Ukraine’s interior minister reported that on June 12, three Russian tanks and a number of armored vehicles entered eastern Ukraine through a checkpoint in Luhansk controlled by the rebels. Ukrainian tanks reportedly clashed with two of the tanks in the town of Horlivka. The Russian foreign ministry said reports of the tanks were “inventive” and a “fake piece of information.”
Ukrainian forces retook the southeastern port city of Mariupol from separatists on June 13. On June 14, a Ukrainian military transport plane was shot down by antiaircraft fire on its approach to Luhansk. All 49 people on board were killed.
Rebels in eastern Ukraine agreed to a 10-day cease-fire called by Ukrainian president Petro Poroshenko but refused to disarm.
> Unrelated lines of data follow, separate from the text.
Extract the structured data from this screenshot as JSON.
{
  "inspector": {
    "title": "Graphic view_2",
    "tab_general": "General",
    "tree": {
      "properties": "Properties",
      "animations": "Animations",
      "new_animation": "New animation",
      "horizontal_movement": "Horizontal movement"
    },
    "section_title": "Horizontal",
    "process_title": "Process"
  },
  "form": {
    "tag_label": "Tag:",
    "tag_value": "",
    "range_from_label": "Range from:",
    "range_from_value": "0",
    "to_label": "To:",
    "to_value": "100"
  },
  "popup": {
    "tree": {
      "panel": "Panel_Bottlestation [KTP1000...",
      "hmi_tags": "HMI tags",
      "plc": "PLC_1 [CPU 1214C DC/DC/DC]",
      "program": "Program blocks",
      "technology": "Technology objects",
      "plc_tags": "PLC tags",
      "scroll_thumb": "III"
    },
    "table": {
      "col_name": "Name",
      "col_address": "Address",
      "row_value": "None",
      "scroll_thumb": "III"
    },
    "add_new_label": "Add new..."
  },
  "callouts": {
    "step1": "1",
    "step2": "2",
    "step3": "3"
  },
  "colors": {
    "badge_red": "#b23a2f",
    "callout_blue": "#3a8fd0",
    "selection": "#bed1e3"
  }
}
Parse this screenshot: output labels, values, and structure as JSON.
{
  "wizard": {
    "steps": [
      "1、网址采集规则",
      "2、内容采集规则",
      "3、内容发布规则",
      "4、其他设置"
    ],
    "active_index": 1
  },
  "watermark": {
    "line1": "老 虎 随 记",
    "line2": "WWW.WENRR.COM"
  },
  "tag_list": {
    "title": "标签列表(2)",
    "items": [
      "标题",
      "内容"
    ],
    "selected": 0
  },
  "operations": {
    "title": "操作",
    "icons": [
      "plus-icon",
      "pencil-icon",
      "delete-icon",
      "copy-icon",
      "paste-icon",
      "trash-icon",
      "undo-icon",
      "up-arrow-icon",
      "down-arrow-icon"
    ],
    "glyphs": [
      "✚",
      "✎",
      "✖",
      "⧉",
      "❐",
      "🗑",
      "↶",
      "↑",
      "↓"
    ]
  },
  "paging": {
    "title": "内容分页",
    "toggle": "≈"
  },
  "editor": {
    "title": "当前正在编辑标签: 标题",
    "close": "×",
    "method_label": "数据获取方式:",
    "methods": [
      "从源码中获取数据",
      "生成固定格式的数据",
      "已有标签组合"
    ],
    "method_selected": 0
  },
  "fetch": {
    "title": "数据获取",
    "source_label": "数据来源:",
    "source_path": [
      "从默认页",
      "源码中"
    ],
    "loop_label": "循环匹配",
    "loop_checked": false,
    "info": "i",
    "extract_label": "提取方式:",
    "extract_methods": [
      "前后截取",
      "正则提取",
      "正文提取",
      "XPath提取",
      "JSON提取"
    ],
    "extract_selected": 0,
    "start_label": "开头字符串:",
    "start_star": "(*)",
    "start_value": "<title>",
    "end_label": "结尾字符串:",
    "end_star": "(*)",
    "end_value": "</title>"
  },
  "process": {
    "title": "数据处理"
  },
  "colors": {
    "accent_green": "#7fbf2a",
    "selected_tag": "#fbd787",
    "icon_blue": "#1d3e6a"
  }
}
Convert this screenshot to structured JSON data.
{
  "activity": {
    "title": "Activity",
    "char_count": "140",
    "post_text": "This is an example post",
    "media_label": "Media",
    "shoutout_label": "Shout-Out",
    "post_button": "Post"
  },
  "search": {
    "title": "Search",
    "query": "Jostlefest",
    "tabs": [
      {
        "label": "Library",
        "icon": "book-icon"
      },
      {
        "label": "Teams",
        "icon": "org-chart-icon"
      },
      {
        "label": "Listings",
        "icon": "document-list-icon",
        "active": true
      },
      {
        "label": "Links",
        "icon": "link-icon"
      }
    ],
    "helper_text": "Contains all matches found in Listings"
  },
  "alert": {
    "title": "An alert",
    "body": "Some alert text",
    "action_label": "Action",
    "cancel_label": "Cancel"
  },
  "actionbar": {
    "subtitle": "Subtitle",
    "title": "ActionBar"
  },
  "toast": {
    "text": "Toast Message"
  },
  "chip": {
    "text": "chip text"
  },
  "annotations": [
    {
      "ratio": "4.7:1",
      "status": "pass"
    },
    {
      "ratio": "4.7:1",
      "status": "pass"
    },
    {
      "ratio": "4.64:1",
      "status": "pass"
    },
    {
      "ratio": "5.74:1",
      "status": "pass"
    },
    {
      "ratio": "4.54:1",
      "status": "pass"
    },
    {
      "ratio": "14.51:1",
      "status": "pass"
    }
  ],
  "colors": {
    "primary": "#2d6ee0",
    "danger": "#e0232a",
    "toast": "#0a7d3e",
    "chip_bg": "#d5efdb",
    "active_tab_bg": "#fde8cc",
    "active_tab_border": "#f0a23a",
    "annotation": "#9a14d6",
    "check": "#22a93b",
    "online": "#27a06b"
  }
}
Before the cease-fire ended on June 30, rebels shot down a helicopter near the rebel-held city of Sloviansk, killing all nine on board.
The Russian parliament, on June 26, complied with president Vladimir Putin’s request to cancel a resolution he had requested that would have authorized military intervention in Ukraine.
Ukraine, Georgia and Moldova signed EU trade pacts on June 27. It was former Ukrainian president Viktor Yanukovych’s refusal to sign such a pact that inspired protests in Kiev in November 2013, which eventually led to his impeachment by the Ukrainian parliament on Feb. 23, 2014. Within days of the impeachment, Russian armed forces, stating that they wanted to protect Russian nationals, entered the Crimean Peninsula, effectively annexing it for Russia.
On July 5, Ukrainian miliary retook Sloviansk, a key rebel stronghold. Armed separatist groups continue to control areas in eastern Ukraine’s Donetsk and Luhansk oblasts. They have established illegal checkpoints and have threatened, detained or kidnapped individuals, including US citizens, for hours or days. Widespread disorder and looting has been reported.